Photo Credit: Mark Neiman / GPO
Israeli President Reuven Rivlin (L) meets with Russian President Vladimir Putin.

Israeli Presidents very rarely find themselves in a position to decide policy or negotiate with foreign powers — their role as heads of state is similar to that of the British monarchs, a symbol of government rather than the real thing. But on Wednesday President Reuven Rivlin found himself in the unexpected position of delivering a critical message to the leader of the second largest world power, President Vladimir Putin, and charting the start of a new relationship between Israel and Russia over Syria.

As the world discovered on Monday this week, President Putin announced that the war in Syria had been won and he was pulling the bulk of the Russian military contingency from the battlefield. It was a brilliant move on the part of the Russian leader, whose main achievement since the start of his involvement in Syria had been to wipe out the Western- and Saudi-funded rebels, leaving President Bashar al-Assad as the only viable alternative to the ISIS hordes. He outmaneuvered President Obama by several steps, and left Middle East leaders gasping with astonishment. This included Israel’s leadership.
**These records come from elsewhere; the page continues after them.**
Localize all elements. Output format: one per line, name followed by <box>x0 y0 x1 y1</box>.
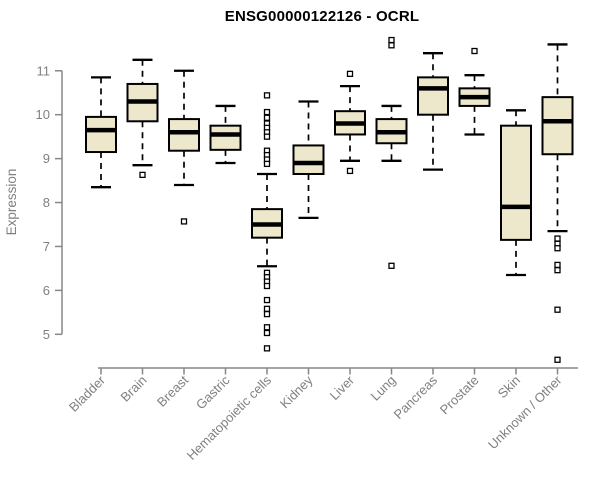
box-breast <box>168 118 200 152</box>
outlier-hematopoietic-cells <box>263 296 271 304</box>
outlier-unknown-other <box>554 235 561 242</box>
chart-title: ENSG00000122126 - OCRL <box>224 8 420 25</box>
box-pancreas <box>417 76 449 116</box>
outlier-hematopoietic-cells <box>263 133 271 140</box>
box-bladder <box>85 115 117 154</box>
outlier-hematopoietic-cells <box>263 282 271 290</box>
x-tick-label-skin: Skin <box>495 373 523 401</box>
x-tick-label-pancreas: Pancreas <box>391 372 441 422</box>
y-tick-label-7: 7 <box>43 239 50 254</box>
outlier-hematopoietic-cells <box>263 345 271 352</box>
outlier-lung <box>388 36 395 44</box>
x-tick-label-kidney: Kidney <box>277 372 316 411</box>
box-skin <box>500 124 532 241</box>
outlier-unknown-other <box>554 306 561 313</box>
y-tick-label-11: 11 <box>37 63 51 78</box>
x-tick-label-lung: Lung <box>368 373 399 404</box>
outlier-lung <box>388 262 395 269</box>
box-kidney <box>292 144 325 175</box>
outlier-hematopoietic-cells <box>263 160 271 168</box>
outlier-hematopoietic-cells <box>263 305 271 312</box>
x-tick-label-bladder: Bladder <box>66 372 109 415</box>
outlier-prostate <box>471 47 478 55</box>
outlier-unknown-other <box>554 356 561 363</box>
x-tick-label-breast: Breast <box>154 372 191 409</box>
box-gastric <box>209 124 242 151</box>
y-tick-label-8: 8 <box>43 195 50 210</box>
y-tick-label-5: 5 <box>43 327 50 342</box>
outlier-hematopoietic-cells <box>263 108 271 116</box>
outlier-lung <box>388 42 395 49</box>
outlier-unknown-other <box>554 245 561 252</box>
outlier-hematopoietic-cells <box>263 114 271 121</box>
x-tick-label-gastric: Gastric <box>193 372 233 412</box>
outlier-hematopoietic-cells <box>263 329 271 337</box>
x-tick-label-brain: Brain <box>118 373 150 405</box>
box-unknown-other <box>541 96 574 156</box>
y-tick-label-6: 6 <box>43 283 50 298</box>
outlier-unknown-other <box>554 261 561 269</box>
outlier-liver <box>346 167 354 175</box>
outlier-brain <box>139 171 146 179</box>
y-tick-label-10: 10 <box>36 107 50 122</box>
outlier-liver <box>346 70 354 78</box>
outlier-unknown-other <box>554 267 561 274</box>
x-tick-label-unknown-other: Unknown / Other <box>485 372 565 452</box>
x-tick-label-prostate: Prostate <box>437 373 482 418</box>
y-tick-label-9: 9 <box>43 151 50 166</box>
outlier-breast <box>180 218 188 225</box>
outlier-hematopoietic-cells <box>263 92 271 99</box>
x-tick-label-liver: Liver <box>327 372 358 403</box>
y-axis-title: Expression <box>4 169 19 236</box>
outlier-hematopoietic-cells <box>263 324 271 331</box>
outlier-hematopoietic-cells <box>263 310 271 318</box>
In fact, the original message President Rivlin was asked to deliver to Putin on his pre-scheduled state Visit Wednesday, was a call to coordinate the activities of the IDF and the Russian army in the Syrian Golan heights, along Israel’s north-eastern border.


On Monday night that message had to be scrapped and a completely new policy had to be charted on the spot, in advance of the Wednesday meeting in the Kremlin. “I felt that I was thrown into battle as the envoy of the prime minister, the defense minister and the chief of staff,” Rivlin related. His mission, outlined in a hurry on Monday night, was to draw Israel’s lines in the sand as far as the post-Russian Syrian arena was concerned.

In the end, those lines in the sand were not so hard to figure out, and Rivlin delivered the message succinctly: there will be no entry of Iranian forces into the Syrian Golan heights; there will be no transfer of advanced Russian weapons and technology into the hands of Hezbollah; there will be no Israeli retreat from the Golan heights. Those are the issues over which Israel, if pushed, would go to war.

According to reports in Israel’s media, Putin’s response was friendly and understanding — at least on the surface. He repeated his commitment to Israel’s security, if only, he joked, because so many Russians live and visit there. Putin then inquired about the steps Israel is prepared to take to advance peace with the Palestinian Arabs and President Rivlin responded with the list of efforts and gestures Israel has made since 1993 to reach peace, and promised that—short of national suicide—Israel would continue to try everything in its power to reach peace.

There will be a meeting between Putin and Prime Minister Netanyahu soon, but until then, over in Jerusalem, they appreciated Rivlin’s unscheduled relief pitching.